A new field of collective intelligence has emerged in the last few years, prompted by a wave of digital technologies that make it possible for organizations and societies to think at large scale. This “bigger mind”—human and machine capabilities working together—has the potential to solve the great challenges of our time. So why do smart technologies not automatically lead to smart results? Gathering insights from diverse fields, including philosophy, computer science, and biology, Big Mind reveals how collective intelligence can guide corporations, governments, universities, and societies to make the most of human brains and digital technologies. Highlighting differences between environments that stimulate intelligence and those that blunt it, Geoff Mulgan shows how human and machine intelligence could solve challenges in business, climate change, democracy, and public health. Read on to learn more about the ideas in Big Mind.
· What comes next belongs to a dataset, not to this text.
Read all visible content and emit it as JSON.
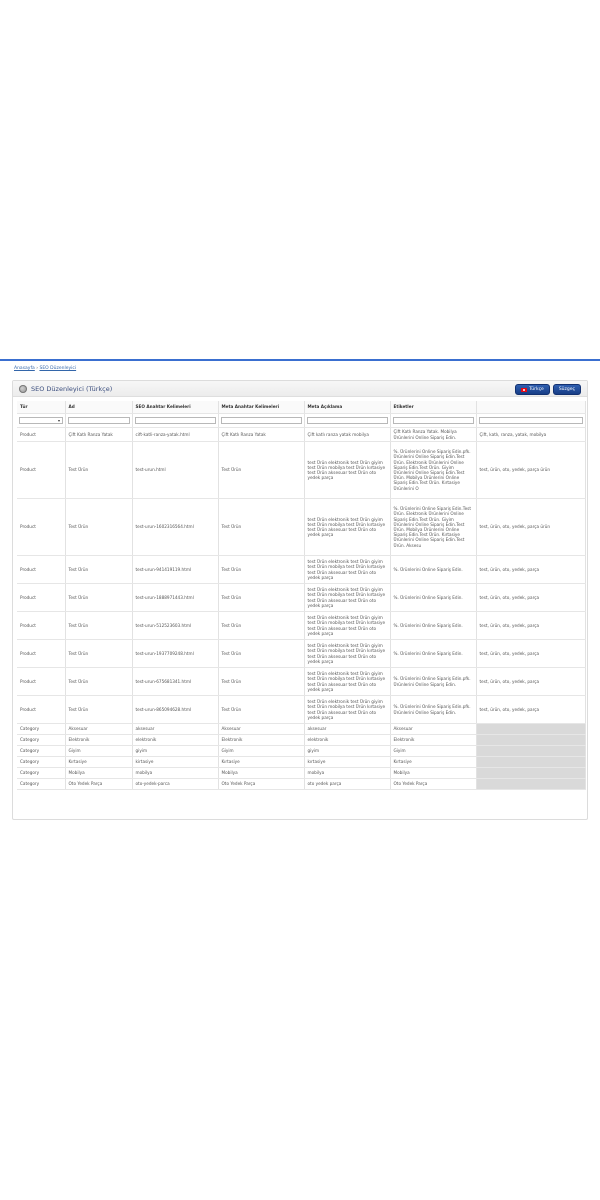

So what is collective intelligence?

My interest is in how thought happens at a large scale, involving many people and often many machines. Over the last few years many experiments have shown how thousands of people can collaborate online analyzing data or solving problems, and there’s been an explosion of new technologies to sense, analyze and predict. My focus is on how we use these new kinds of collective intelligence to solve problems like climate change or disease—and what risks we need to avoid. My claim is that every organization can work more successfully if it taps into a bigger mind—mobilizing more brains and computers to help it.

How is it different from artificial intelligence?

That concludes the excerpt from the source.